I got mine off craigslist for 800 bucks it had never touched snow wiring and mount was 1K so for 1800 bucks i am set up. It scrapes pretty good can't complain do several driveways and lot's with it. The only problem is the lift ram needs to be longer to compensate for my lift i am thinking of a way to use some blocks on the push frame mounts to lower it 2" to solve this problem other then that this thing works better then i thought it would and it's making me money.


----------



## Matt400

yakima;735350 said:


> This is my 2004 Tacoma with a 6'-8" Homesteader.


Impressive pics for that rig. Makes me wonder if my Jeep Liberty at 4000 lbs would work well enough for us. Our trouble is if we are gone and come back with 18 or more inches at one time.


----------



## mustash29

My blazer weighs about 4600 empty. It pushes decent in the deeper storms.

The worst issue is the (crappy for snow) 1/2 tread stock BFG Long Trails that have 55 K on them. Real tires would turn this thing into a tank.

I run with 425 lb of ballast in the rear when the plow is on. Air Lift air bags keep the rear from sagging like a sissy.



















Air Lift doesn't really make an air bag kit for the ZR2, so I got a standard Blazer kit and made some HD poly spacers to compensate for the higher ride height of the ZR2. The've been on there for 2 years now with no issues.


----------



## mustash29

I had to make some spacers for the front plow mount too, since the Z rides higher than a regular S-10.

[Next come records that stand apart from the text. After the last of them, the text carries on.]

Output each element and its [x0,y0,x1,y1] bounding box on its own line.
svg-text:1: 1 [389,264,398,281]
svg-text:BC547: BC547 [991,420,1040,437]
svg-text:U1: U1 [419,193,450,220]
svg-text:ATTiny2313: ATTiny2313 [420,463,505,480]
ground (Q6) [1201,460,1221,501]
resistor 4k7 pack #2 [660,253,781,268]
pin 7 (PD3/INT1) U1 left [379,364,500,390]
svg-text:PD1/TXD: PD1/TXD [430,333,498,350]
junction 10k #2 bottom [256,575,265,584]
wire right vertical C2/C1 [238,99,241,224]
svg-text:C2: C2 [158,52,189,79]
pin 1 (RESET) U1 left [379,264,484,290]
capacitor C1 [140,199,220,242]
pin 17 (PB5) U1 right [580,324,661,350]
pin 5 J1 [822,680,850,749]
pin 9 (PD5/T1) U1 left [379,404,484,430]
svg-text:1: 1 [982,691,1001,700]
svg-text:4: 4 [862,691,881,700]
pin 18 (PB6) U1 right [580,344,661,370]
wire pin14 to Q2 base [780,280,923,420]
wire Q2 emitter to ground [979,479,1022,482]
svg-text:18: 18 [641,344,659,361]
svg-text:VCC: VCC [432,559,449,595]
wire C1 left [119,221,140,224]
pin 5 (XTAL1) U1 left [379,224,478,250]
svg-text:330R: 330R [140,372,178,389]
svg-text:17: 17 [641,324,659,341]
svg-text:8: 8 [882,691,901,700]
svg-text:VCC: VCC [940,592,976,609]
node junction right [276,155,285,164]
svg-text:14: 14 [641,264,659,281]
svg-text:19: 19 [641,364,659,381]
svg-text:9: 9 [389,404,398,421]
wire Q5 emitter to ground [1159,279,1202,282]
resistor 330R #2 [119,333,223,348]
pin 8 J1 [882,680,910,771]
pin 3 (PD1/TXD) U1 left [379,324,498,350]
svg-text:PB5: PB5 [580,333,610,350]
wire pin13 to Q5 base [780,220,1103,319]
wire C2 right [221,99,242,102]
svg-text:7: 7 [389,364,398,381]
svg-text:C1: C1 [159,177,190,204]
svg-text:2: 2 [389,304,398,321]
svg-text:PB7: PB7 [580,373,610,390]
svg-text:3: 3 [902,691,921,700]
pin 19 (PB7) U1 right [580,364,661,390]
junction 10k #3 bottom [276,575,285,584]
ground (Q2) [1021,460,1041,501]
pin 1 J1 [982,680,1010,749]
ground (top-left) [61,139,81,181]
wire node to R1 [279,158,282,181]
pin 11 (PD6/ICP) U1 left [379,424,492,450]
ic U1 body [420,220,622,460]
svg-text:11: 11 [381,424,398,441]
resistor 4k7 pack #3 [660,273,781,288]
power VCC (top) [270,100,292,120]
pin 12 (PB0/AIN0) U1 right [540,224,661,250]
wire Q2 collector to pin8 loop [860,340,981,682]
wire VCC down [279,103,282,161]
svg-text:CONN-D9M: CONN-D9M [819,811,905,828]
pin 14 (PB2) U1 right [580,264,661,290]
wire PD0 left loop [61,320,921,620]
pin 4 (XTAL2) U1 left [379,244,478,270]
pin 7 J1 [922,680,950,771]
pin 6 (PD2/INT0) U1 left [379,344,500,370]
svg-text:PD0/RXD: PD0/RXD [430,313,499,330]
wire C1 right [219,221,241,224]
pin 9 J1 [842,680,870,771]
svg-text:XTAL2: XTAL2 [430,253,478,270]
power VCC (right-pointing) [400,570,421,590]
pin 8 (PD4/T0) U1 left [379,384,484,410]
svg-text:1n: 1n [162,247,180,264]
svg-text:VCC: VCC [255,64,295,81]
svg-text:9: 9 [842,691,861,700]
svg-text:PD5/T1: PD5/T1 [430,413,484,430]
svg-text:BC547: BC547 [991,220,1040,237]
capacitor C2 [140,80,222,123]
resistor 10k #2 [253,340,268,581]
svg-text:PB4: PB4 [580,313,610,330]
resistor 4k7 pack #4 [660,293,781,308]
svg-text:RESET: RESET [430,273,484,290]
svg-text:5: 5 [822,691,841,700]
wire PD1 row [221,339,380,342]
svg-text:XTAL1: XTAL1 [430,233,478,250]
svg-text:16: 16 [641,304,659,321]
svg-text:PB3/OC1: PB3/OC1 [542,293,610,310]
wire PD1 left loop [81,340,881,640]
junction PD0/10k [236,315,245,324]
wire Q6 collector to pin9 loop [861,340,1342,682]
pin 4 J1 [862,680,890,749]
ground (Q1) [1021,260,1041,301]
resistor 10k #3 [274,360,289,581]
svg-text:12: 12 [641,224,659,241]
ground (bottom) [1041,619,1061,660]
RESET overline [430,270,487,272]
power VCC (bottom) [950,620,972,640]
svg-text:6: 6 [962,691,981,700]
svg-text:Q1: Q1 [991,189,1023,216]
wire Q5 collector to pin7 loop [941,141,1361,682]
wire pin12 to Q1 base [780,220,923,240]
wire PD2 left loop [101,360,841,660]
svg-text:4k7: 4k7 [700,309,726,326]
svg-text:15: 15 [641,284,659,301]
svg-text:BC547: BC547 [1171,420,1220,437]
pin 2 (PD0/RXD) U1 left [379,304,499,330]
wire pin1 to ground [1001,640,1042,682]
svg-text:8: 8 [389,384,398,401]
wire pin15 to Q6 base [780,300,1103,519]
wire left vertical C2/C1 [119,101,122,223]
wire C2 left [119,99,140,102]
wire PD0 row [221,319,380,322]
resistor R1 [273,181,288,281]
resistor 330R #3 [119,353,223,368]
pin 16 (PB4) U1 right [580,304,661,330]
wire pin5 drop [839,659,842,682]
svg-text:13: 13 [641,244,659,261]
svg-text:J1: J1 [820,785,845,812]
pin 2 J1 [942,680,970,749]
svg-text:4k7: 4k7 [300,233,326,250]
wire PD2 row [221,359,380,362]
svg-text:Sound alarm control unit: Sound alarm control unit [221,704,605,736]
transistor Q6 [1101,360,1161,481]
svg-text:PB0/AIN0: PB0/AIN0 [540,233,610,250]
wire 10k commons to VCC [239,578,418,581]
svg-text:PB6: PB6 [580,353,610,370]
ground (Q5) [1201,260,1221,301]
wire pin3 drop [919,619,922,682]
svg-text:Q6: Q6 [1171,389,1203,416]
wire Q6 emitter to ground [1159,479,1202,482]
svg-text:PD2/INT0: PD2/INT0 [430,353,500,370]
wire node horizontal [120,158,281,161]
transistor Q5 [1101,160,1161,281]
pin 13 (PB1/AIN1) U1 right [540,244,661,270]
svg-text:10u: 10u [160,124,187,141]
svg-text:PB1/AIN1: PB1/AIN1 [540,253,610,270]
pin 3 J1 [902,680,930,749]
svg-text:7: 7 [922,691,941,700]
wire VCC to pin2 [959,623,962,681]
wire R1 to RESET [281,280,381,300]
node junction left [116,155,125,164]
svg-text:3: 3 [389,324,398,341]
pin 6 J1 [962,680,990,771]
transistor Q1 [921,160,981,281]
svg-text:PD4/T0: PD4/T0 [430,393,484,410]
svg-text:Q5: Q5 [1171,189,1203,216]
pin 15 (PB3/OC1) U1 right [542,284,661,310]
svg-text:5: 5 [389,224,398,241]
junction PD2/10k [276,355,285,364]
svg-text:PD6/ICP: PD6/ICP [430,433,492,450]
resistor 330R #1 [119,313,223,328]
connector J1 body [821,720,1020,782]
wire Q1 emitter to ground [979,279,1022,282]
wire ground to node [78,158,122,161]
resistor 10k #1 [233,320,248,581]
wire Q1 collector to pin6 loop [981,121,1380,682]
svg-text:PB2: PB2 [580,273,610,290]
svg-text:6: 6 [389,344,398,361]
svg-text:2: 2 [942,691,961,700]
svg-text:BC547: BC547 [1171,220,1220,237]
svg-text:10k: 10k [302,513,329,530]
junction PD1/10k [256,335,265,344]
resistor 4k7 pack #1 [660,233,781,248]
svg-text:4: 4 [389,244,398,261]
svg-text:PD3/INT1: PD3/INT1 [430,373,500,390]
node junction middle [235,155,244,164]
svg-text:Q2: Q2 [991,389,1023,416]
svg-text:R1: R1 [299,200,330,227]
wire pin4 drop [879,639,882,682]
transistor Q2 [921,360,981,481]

If you don't want to drop the brackets very far, you could try an extention on the lift ram to get the blade back on the pavement.


----------



## mustash29

I have about a 125 foot driveway that is a 10 to 12% grade. I can push anything down hill (but have issues not burying the sled trailer and my extra parking spots, getting gravel in the yard, etc), but more than about 12" uphill is a challenge (traction issue), especially if it is a heavy wet storm with any icy crap underneath. We get a lot of that here is SE CT.










The big 19" storm in Dec went to the trusty MTD 26" 8 HP blower. I didn't feel like bashing on the Blazer and starting the winter with huge snowbanks.


----------



## chris15010

mustash29;954557 said:


> I had to make some spacers for the front plow mount too, since the Z rides higher than a regular S-10.
> 
> If you don't want to drop the brackets very far, you could try an extention on the lift ram to get the blade back on the pavement.


I thought about that way of doing it too but i don't want to get my A frame much lower then it is already much further away from level and it will start tripping a lot i think moving the mounts where the receivers go in would be better in the long run since everything will be back to level where it is supposed to be. I could be wrong tho i have plenty of lift as far as the ram goes just when i put my hitch packer and my salt and spreader on it it is taking away that 1" of leeway i had. In your picture your A frame looks near level when the blade is down on mine when the blade is lowered my A frame is running down hill with 6" of the ram exposed only got 1" left on the stroke that is where my problem is since i am 2.5" above stock height.


----------